The only therapy device of its kind in the country
Using the one of its kind in North America cold saltwater treadmill from Equine Therapy and designed by the renowned German firm Sieman’s Engineering, Maxine and her assistant Starr Strother, stand on a platform beside and above Master while they watch him closely and almost continuously alter the horse’s challenge. They will raise and lower the grade of the moving ramp he is trying to climb, change the water temperature or velocity and other variables in order to manipulate the muscle groups decided upon before the session. The staff had already mixed Epson salts to a precise formula of parts per million before each horse’s lesson. The salts stimulate the horse’s lymphatic system and are a natural auto microbiological agent.

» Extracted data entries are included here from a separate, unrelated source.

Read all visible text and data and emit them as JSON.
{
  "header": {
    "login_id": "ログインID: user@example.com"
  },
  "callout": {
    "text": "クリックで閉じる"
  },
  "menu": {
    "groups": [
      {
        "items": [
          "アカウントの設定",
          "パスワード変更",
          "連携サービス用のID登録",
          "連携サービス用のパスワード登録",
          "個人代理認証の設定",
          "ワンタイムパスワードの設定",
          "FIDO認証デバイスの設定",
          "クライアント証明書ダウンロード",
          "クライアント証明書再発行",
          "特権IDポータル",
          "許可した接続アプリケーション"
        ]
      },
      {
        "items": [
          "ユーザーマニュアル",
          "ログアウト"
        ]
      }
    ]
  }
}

The water is never chlorinated, as some treadmill makers do to combat biological contaminants, but Maxine considers chlorine to be too harsh on a horse’s skin and his lungs. The Epson salts take care of that and have the added advantage that they leave the skin slightly tighter, like getting out of the ocean, and that has a cooling effect.

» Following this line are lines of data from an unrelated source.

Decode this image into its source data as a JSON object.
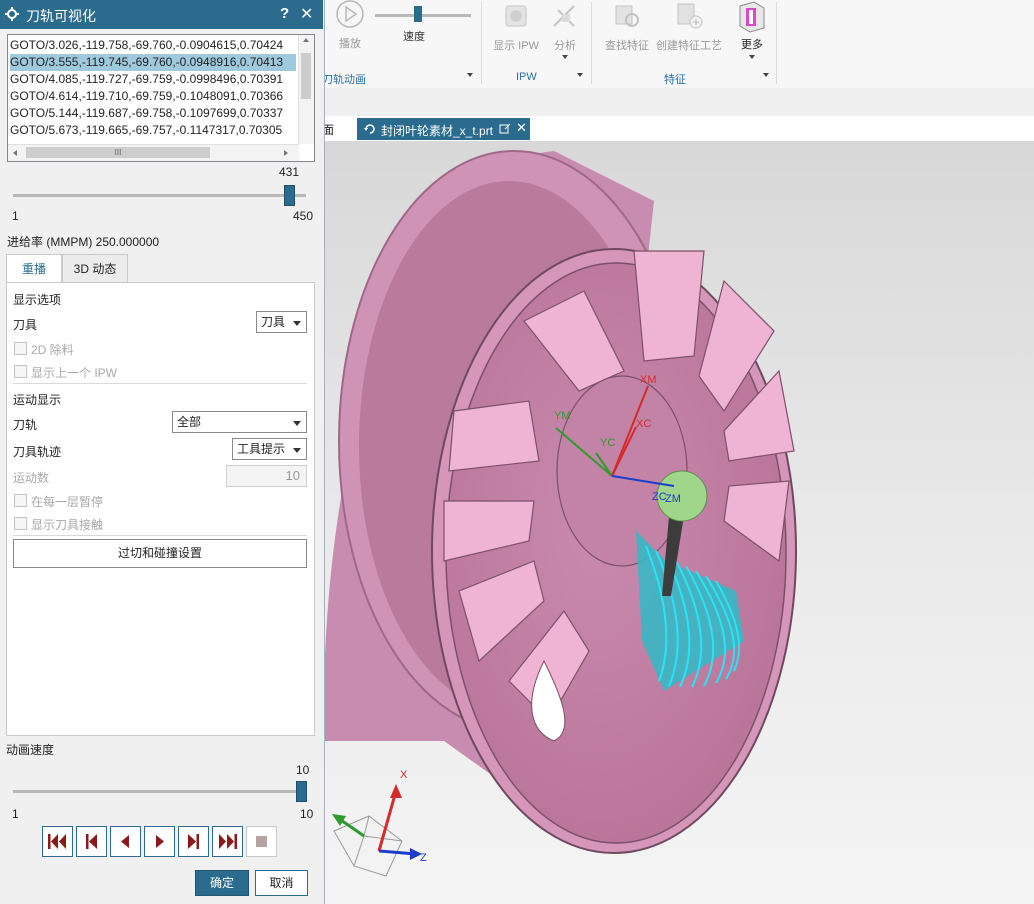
{
  "dialog": {
    "title": "刀轨可视化",
    "help": "?",
    "close": "✕",
    "list_rows": [
      "GOTO/3.026,-119.758,-69.760,-0.0904615,0.70424",
      "GOTO/3.555,-119.745,-69.760,-0.0948916,0.70413",
      "GOTO/4.085,-119.727,-69.759,-0.0998496,0.70391",
      "GOTO/4.614,-119.710,-69.759,-0.1048091,0.70366",
      "GOTO/5.144,-119.687,-69.758,-0.1097699,0.70337",
      "GOTO/5.673,-119.665,-69.757,-0.1147317,0.70305"
    ],
    "hscroll_grip": "III",
    "position_slider": {
      "current": "431",
      "min": "1",
      "max": "450",
      "fraction": 0.958
    },
    "feed_rate": "进给率 (MMPM) 250.000000",
    "tabs": [
      "重播",
      "3D 动态"
    ],
    "display_options": {
      "heading": "显示选项",
      "tool_label": "刀具",
      "tool_value": "刀具",
      "chk_2d": "2D 除料",
      "chk_prev_ipw": "显示上一个 IPW"
    },
    "motion_display": {
      "heading": "运动显示",
      "path_label": "刀轨",
      "path_value": "全部",
      "trace_label": "刀具轨迹",
      "trace_value": "工具提示",
      "count_label": "运动数",
      "count_value": "10",
      "chk_pause": "在每一层暂停",
      "chk_contact": "显示刀具接触"
    },
    "gouge_button": "过切和碰撞设置",
    "anim_speed": {
      "label": "动画速度",
      "current": "10",
      "min": "1",
      "max": "10",
      "fraction": 1.0
    },
    "ok": "确定",
    "cancel": "取消"
  },
  "ribbon": {
    "play": "播放",
    "speed": "速度",
    "group_anim": "刀轨动画",
    "show_ipw": "显示 IPW",
    "analyze": "分析",
    "group_ipw": "IPW",
    "find_feature": "查找特征",
    "create_feature_process": "创建特征工艺",
    "more": "更多",
    "group_feature": "特征"
  },
  "tabs": {
    "partial": "面",
    "file": "封闭叶轮素材_x_t.prt"
  },
  "viewport": {
    "labels": {
      "ym": "YM",
      "xm": "XM",
      "yc": "YC",
      "xc": "XC",
      "zc": "ZC",
      "zm": "ZM"
    },
    "triad": {
      "x": "X",
      "z": "Z"
    },
    "colors": {
      "part": "#d28fb6",
      "toolpath": "#27e4f4",
      "tool_holder": "#9fd68a",
      "accent": "#2b6c8e"
    }
  }
}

“During these sessions, we keep the small muscles in the legs cold and the large groups in the neck, shoulders, back and hind quarters warm through the active walking. The cold reduces inflammation and is very beneficial for their tendons,” she explains.

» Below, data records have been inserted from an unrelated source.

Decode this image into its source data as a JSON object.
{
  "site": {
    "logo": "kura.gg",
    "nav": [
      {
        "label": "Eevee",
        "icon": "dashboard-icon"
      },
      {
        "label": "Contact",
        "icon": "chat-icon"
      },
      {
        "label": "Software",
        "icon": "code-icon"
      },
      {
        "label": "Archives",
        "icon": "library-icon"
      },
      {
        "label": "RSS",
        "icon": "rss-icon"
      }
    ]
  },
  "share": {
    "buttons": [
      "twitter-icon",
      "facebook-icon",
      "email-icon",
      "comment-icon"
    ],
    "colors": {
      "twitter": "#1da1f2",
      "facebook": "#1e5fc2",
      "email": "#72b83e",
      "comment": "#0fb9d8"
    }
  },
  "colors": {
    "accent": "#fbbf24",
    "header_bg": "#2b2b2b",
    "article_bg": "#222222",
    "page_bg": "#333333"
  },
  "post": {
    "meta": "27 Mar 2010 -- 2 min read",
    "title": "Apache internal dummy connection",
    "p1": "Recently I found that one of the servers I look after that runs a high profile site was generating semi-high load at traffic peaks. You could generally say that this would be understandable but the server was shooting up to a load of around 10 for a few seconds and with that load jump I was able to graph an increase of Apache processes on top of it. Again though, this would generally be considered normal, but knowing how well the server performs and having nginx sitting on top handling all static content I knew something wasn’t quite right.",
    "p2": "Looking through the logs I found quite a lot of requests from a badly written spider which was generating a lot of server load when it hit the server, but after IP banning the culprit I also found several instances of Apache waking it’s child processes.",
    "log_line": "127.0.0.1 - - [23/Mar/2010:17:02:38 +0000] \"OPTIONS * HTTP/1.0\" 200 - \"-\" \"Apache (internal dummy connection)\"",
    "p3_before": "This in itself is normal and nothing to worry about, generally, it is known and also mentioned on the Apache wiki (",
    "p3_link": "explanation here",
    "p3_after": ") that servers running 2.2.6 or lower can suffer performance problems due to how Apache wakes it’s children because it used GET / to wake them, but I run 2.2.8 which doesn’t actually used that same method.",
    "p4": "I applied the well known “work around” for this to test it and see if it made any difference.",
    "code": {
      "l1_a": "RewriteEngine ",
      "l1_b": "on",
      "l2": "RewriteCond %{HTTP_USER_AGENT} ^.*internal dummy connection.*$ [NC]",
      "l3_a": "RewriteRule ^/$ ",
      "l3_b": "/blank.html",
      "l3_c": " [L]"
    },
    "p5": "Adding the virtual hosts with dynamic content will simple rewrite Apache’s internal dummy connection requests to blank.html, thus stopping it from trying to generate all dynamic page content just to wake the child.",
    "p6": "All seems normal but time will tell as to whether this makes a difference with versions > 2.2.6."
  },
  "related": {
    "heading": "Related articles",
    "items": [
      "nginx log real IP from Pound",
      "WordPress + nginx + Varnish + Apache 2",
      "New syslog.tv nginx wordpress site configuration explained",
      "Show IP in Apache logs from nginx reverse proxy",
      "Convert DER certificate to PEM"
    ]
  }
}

The treadmill isn’t the only cool gadget she puts her four-legged clients through.
She has a floor level platform that is just a bit larger than a horse and has a simple rope line to tell the animal to stay on the platform. Then it vibrates side to side, but after standing on it ourselves, it felt like it was swiftly but gently massaging us from our feet up. Maxine says it has a calming effect on the horses and other medical effects that the others may have understood.
Master left looking calm and happy, and Ms. Blood was certainly happy with the way her big boy is coming along.
The Ocala group was on some semi-secret mission, but Mr. Barnes hinted at a plan to establish regional sites, starting with Ocala, Aiken and Kentucky, to place the cold salt water treadmills for these first three equestrian centers as part of a grander plan.
Rehabilitation, conditioning, and injury prevention
Maxine said that her work focuses on three levels. Conditioning Masters back so that he walks straighter and naturally longer will likely prevent a back injury in him in later years, forcing him into a more-rigorous rehabilitation regimen.
“We work with local area veterinarians and specialists to assess each horse’s individual needs with expert quality and care. With all rehabilitation and conditioning services performed under professional guidance, we have the equipment, facilities, and experience to help your horse recover and return to work,” she said with her believable candid confidence.
Absent at the session was EEP’s No. 2, Kerry Zemlicka, Trainer and K2 Equestrian. She is a certified massage therapist and is formally trained in dressage and has worked with horses of all breeds and disciplines. She is the coach of the USC Aiken equestrian team. “She is a huge help and when the students get here a lot gets done.”